# Salsa



## cocinero (Jan 4, 2004)

Its been a little quiet around here for a few days,
so I thought I would make some noise!!

We try many different Mexican restaurants all around 
our area from time to time, and I try to remember
some of the nuances of the food etc.

In the town of Crestline, CA (where I live) it
is about 4,500 feet in elevation in the San Bernardino 
National Forest (mountains where we had a 
large fire on national media recently.

There's a little Mexican restaurants that is trying to make
a go of it. The food is pretty good.

They serve a very simple salsa that I found to be pretty 
good. I reproduced it just yesterday. Abajo!

2   medium ripe tomatoes, chopped
1   medium onion
1   puño (handful) of cilantro
1   or more chile jalapeños en escabeche**, chopped
    a little salt to taste
    add about 3/4 cup of cold water

** these are the pickled "chiles jalapeños" with
the "verduras", generally carrots and onions.

And there you have it

For those that need to engineer the salsa for the
"gringo" palate, just start with one chopped jalapeño
and go from there. If your careful with the chiles,
This is a good introductory salsa for those that may 
have never experienced Mexican flavors before.

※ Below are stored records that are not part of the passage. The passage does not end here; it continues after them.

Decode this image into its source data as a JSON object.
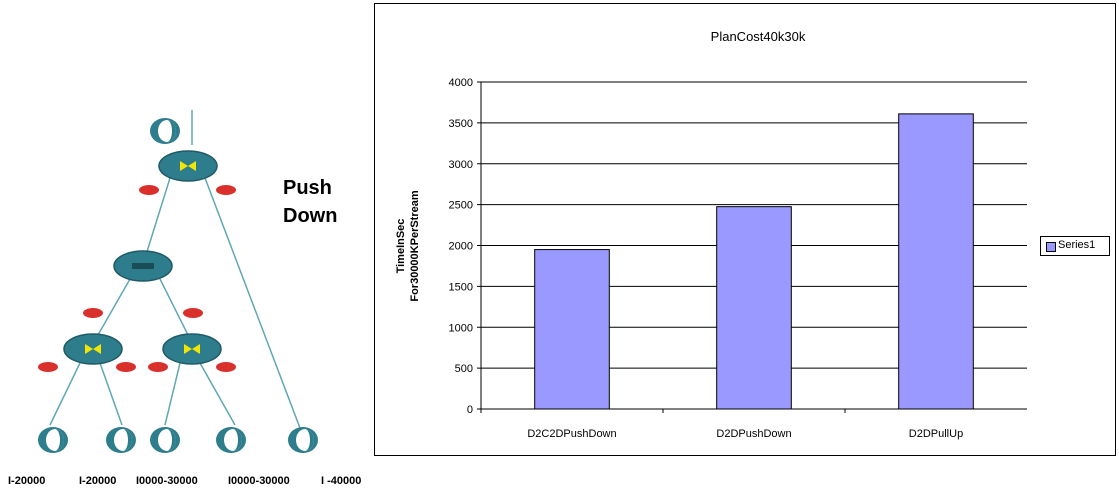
{
  "diagram": {
    "push_label_line1": "Push",
    "push_label_line2": "Down",
    "stream_labels": [
      "I-20000",
      "I-20000",
      "I0000-30000",
      "I0000-30000",
      "I -40000"
    ],
    "node_color": "#2e7d8c",
    "selection_color": "#d9302c",
    "join_symbol_color": "#f2e600"
  },
  "chart_data": {
    "type": "bar",
    "title": "PlanCost40k30k",
    "ylabel_lines": [
      "TimeInSec",
      "For30000KPerStream"
    ],
    "xlabel": "",
    "categories": [
      "D2C2DPushDown",
      "D2DPushDown",
      "D2DPullUp"
    ],
    "series": [
      {
        "name": "Series1",
        "values": [
          1950,
          2475,
          3610
        ],
        "color": "#9999ff"
      }
    ],
    "yticks": [
      "0",
      "500",
      "1000",
      "1500",
      "2000",
      "2500",
      "3000",
      "3500",
      "4000"
    ],
    "ylim": [
      0,
      4000
    ],
    "grid": true,
    "legend_position": "right"
  }
}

Goes well with "totopos" (fried tortilla chips)
over a salad, as a table salsa for tacos and 
tostadas, etc.

Hope everyone is having a good New Year

Bill Gibson
Crestline, CA
"aficionado de la cocina mexicana"


----------



## BubbaGourmet (Jan 4, 2004)

Keep 'em comin' Bill! That looks like a salsa I already make and I can vouch that it is a good one! particularly with a nice cerveza!


----------



## molly (Jan 27, 2004)

I make salsa almost the same way you do but I don't use water and I like to put some garlic in my salsa!


----------